Als een ijsbeer in slaap valt op een dag dat het sneeuwt, dan raakt de beer geheel bedekt met die sneeuw. Een deken van sneeuw bedekt de ijsbeer. Omdat er net als in het haar van de ijsbeer kleine ruimtes met lucht zitten tussen de sneeuwvlokken, krijgt de beer het niet echt koud.
En al klinkt nul graden heel erg koud, dat is nog altijd veel beter dan -20 graden Celsius. Een dikke laag sneeuw beschermt de ijsbeer dus tegen koude temperaturen en hevige wind.

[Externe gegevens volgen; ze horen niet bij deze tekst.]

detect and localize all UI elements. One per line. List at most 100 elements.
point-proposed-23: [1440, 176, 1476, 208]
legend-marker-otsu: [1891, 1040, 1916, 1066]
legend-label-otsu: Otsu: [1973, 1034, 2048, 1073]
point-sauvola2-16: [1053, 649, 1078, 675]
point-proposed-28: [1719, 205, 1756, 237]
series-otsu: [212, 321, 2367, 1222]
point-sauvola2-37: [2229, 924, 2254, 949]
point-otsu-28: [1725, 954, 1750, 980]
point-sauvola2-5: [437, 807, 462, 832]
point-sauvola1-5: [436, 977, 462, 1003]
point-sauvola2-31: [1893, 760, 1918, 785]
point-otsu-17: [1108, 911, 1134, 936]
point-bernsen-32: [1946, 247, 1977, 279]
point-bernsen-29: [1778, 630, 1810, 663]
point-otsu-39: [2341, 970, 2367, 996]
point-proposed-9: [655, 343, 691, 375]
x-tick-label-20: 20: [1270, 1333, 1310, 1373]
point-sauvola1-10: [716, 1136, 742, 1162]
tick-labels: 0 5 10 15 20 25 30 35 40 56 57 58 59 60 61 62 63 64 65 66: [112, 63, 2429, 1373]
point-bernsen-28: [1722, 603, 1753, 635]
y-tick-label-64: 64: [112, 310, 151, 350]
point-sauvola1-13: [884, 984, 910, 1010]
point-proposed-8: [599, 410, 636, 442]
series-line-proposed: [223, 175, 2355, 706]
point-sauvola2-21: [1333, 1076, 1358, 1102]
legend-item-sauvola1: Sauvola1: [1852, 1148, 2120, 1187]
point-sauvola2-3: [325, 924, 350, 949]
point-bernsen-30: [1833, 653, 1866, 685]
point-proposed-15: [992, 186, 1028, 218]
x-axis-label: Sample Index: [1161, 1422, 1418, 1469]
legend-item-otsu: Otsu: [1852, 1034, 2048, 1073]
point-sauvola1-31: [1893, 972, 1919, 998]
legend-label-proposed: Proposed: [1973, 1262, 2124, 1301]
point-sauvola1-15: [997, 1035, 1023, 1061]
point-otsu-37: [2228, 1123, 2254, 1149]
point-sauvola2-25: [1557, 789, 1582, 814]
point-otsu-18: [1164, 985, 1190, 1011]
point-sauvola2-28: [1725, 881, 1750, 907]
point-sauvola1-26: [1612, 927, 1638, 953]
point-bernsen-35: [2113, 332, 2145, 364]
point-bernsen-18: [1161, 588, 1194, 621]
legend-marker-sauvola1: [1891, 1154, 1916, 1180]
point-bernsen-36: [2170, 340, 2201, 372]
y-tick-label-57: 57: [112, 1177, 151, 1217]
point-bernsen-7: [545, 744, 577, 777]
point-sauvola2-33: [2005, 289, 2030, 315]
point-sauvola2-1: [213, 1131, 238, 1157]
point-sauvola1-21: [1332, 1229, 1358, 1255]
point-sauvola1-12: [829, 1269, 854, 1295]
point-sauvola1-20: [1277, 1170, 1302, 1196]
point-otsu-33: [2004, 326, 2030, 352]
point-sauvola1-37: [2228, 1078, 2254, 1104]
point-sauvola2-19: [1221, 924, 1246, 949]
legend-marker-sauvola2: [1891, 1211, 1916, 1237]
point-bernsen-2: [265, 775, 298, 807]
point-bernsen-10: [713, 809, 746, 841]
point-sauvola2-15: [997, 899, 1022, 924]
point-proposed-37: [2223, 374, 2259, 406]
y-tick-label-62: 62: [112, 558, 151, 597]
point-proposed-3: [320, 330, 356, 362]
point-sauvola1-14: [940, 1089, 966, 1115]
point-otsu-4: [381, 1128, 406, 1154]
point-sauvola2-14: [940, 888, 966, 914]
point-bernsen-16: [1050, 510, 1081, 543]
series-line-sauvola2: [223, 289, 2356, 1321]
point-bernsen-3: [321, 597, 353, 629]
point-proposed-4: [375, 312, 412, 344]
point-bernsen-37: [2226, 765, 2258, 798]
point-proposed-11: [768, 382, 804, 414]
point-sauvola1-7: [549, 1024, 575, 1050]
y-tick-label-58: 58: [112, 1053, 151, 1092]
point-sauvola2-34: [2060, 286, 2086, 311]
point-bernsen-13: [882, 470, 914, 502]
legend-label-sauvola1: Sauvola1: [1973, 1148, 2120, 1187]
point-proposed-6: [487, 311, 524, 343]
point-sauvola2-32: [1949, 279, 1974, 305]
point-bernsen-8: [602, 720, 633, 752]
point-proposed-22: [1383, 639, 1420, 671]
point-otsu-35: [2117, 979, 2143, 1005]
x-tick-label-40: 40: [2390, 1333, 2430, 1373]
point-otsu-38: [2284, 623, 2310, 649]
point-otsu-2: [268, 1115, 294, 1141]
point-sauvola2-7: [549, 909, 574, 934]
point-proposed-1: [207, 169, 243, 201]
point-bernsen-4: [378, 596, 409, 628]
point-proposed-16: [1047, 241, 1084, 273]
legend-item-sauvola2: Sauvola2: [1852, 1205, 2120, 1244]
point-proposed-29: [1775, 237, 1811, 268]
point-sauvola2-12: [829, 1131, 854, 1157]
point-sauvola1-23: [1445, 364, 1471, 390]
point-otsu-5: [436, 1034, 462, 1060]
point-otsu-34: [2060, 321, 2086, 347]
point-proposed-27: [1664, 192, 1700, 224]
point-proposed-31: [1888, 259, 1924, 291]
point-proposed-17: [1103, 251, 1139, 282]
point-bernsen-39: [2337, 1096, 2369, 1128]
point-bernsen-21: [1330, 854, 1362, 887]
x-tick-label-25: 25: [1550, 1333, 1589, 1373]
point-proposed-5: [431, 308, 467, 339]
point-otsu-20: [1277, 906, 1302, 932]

Soms graven ijsberen zelfs een gat in een sneeuwbank om daarin te liggen. Blijven ze lekker warm.
Te warm?
De onderlaag van vet (‘blubber’) dat de beer warm houdt in de winter, zorgt er in de zomer voor dat de ijsbeer het erg heet krijgt. Hoe zou jij je voelen met je dikke winterjas op een stralende zomerse dag? Om koel te blijven in de zomer, worden ijsberen erg lui en spreiden ze hun lichaam zoveel als mogelijk. En ook een zwemtocht in de frisse Poolzee houdt ze lekker koel.
Overigens is het niet de vetlaag die de ijsbeer warm houdt. Anders dan andere dieren op de Noordpool, zoals de zeeleeuw, is voor de ijsbeer de vacht veel belangrijker. Het vet is niet goed verdeeld over het lichaam, want het zit vooral rond de heupen.
De belangrijkste functie van het vet is energiebron in tijden dat de beer weinig voedsel vindt of in de winterslaap van de vrouwtjes. De vacht en het vet samen zorgen er voor dat de lichaamstemperatuur van de ijsbeer precies hetzelfde is als dat van jou: 37 graden Celsius.